DE QUOI SE MELE-T-ON ?
Comme il fallait s’y attendre, la guerre au Proche-Orient a des répercussions en France. Pro-israéliens et Pro-palestiniens, oubliant qu’ils sont Français, d’abord et avant tout, manifestent sur la voie publique en attendant d’éventuellement en venir aux mains et à des attentats. Le communautarisme – pourtant contraire aux valeurs républicaines - trouve à s’alimenter dans cette nouvelle poussée de fièvre, mais les manifestants ne sont pas les seuls responsables. Au premier rang de ceux-ci, il faut classer Nicolas Sarkozy qui ne veut décidemment pas comprendre que les Français ne l’ont pas élu pour qu’il aille vibrionner autour de Gaza où ses projets de solution sont sèchement rejetés par les Israéliens et lui valent des reproches de partialité de la part du Hezbollah.
La France court à la catastrophe économique. Elle a mieux à faire que d’aller se mêler de ce conflit. Elle s’investit déjà trop en entretenant un contingent en Afghanistan dans le but affiché de combattre le terrorisme dans ses bases de départ pendant qu’Israël, pourtant en tête des pays les plus menacés, n’y a pas un seul soldat.

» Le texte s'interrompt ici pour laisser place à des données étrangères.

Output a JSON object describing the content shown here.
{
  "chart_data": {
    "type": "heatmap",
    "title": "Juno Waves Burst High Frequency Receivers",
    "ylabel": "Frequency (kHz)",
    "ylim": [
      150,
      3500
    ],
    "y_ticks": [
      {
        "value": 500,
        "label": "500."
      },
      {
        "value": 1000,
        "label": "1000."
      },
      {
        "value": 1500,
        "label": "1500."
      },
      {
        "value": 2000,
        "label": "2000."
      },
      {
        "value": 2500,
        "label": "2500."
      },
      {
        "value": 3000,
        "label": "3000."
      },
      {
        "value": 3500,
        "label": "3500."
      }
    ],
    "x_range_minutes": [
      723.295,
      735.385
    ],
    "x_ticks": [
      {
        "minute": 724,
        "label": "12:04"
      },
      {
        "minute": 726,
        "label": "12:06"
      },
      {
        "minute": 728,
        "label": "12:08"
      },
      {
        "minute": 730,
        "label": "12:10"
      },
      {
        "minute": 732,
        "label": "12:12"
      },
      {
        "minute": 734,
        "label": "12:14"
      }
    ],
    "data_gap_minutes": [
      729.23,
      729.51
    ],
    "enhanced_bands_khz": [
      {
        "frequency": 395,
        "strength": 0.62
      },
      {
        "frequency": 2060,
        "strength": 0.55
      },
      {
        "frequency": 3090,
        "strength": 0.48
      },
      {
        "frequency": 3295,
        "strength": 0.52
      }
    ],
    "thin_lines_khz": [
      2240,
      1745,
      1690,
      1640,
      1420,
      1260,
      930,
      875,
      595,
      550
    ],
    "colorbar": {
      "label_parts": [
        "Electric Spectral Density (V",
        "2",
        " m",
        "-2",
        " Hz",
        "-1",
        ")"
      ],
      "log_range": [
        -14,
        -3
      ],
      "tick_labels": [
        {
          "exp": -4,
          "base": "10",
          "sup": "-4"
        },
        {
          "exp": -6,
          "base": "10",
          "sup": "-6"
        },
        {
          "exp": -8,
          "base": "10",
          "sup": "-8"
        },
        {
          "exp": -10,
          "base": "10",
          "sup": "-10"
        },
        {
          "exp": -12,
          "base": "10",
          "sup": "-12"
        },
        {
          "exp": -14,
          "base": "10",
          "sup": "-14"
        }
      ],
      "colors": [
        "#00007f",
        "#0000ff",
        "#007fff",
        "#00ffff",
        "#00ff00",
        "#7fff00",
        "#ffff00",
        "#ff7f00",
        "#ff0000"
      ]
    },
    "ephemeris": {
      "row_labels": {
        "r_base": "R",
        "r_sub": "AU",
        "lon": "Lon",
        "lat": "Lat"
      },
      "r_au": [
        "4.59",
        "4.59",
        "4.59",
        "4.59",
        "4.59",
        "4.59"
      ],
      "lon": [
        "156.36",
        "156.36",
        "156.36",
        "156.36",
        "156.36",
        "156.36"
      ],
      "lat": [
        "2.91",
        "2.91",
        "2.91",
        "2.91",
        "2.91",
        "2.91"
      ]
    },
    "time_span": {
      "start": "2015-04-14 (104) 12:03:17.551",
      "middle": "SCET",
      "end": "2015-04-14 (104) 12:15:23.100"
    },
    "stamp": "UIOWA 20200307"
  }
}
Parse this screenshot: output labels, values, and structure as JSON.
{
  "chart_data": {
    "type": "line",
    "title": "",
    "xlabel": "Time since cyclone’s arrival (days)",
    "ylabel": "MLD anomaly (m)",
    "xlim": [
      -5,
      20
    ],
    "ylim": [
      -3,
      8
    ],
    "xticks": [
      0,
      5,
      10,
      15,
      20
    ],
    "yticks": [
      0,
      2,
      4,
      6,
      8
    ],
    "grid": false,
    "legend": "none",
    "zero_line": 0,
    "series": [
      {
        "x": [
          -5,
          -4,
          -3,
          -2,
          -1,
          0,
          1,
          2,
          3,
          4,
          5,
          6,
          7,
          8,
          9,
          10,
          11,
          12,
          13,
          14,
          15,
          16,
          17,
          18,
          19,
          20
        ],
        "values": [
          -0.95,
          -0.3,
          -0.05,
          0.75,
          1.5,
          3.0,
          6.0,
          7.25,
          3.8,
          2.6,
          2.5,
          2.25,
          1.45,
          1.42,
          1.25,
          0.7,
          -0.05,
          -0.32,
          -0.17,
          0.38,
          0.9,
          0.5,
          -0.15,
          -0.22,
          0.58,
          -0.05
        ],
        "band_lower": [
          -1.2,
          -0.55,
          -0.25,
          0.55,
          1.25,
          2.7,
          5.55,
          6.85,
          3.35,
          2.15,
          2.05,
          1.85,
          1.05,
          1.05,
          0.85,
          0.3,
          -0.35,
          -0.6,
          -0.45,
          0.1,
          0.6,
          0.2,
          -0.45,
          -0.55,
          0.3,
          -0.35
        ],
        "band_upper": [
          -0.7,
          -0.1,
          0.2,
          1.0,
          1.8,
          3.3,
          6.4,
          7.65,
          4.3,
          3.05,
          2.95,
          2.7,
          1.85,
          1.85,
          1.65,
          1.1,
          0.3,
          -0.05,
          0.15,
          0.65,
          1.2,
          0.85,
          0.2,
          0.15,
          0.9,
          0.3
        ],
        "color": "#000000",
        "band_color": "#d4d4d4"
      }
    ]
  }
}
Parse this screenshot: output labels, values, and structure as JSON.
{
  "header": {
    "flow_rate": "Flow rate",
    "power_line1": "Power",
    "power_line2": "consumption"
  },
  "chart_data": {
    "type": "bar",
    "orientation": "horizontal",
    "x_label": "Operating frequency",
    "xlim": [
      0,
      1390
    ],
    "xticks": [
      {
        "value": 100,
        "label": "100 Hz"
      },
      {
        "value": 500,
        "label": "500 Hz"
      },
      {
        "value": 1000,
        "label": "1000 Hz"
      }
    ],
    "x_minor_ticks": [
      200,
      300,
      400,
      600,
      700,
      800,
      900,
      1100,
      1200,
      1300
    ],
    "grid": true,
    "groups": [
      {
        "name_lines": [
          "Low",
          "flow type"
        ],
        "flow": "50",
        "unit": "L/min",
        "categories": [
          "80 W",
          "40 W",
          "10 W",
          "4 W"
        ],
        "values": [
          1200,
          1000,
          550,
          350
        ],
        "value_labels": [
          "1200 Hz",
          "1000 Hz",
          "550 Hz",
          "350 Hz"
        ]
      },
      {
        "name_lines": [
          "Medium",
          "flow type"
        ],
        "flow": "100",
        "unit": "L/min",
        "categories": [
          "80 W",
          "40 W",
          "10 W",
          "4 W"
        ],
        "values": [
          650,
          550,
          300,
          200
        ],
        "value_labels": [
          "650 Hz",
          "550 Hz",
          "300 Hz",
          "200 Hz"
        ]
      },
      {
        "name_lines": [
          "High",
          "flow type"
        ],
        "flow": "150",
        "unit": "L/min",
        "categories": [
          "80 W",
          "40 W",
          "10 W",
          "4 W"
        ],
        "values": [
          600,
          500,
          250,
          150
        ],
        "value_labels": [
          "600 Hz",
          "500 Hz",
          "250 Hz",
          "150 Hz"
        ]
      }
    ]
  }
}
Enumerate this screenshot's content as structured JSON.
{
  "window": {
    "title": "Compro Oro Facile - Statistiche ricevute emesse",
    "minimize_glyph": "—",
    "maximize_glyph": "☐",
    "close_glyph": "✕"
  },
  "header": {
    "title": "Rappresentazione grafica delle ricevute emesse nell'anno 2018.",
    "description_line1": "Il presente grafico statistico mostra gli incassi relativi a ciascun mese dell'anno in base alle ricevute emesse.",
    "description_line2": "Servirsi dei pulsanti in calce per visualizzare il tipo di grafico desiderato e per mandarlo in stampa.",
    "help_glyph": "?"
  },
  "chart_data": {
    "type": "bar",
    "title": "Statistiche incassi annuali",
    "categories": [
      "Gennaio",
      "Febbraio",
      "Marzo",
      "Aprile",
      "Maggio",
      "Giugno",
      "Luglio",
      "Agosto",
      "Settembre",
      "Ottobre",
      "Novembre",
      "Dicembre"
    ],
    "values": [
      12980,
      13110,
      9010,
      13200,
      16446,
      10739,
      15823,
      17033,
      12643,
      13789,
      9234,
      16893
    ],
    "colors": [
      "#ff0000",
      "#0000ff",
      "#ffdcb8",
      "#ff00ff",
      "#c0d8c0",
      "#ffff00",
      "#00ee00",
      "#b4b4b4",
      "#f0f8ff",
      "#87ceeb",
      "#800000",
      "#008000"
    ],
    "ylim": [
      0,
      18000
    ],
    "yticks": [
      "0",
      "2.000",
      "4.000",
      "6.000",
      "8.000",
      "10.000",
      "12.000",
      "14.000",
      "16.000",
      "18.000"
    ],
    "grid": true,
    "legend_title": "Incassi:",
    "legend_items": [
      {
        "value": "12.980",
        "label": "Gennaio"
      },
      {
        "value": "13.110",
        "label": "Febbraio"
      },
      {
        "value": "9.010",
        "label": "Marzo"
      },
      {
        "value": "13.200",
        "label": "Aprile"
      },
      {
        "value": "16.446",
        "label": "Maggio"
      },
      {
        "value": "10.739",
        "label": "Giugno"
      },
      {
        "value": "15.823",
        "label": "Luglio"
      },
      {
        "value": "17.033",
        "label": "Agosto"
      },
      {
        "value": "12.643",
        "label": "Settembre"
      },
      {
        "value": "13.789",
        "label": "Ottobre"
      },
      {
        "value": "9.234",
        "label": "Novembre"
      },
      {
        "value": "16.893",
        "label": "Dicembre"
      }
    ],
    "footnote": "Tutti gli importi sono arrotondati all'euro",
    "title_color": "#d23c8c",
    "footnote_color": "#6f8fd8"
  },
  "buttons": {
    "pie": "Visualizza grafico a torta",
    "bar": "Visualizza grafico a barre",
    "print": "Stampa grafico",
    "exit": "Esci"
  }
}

MANIFESTATIONS POUR LA PAIX AU PROCHE-ORIENT
Il y a – Français ou pas – des partisans des Palestiniens et des partisans des Israëliens. Il est inadmissible qu’ils défilent sous les plis de drapeaux étrangers. Partisans de l’une ou l’autre cause, ils n’ont pas le droit de prendre le risque d’affrontements sur le territoire français où l’on a d’autres soucis que de savoir de quel côté est le bon droit.
Il ne doit pas y avoir plus de 3 heures de vol pour rejoindre le théâtre des combats. Si l’on est si entiché d’un pays étranger, il faut aller le renforcer dans son effort de guerre . C’est plus gratifiant que d’aller se jeter devant sa TV après être allé brailler dans les rues.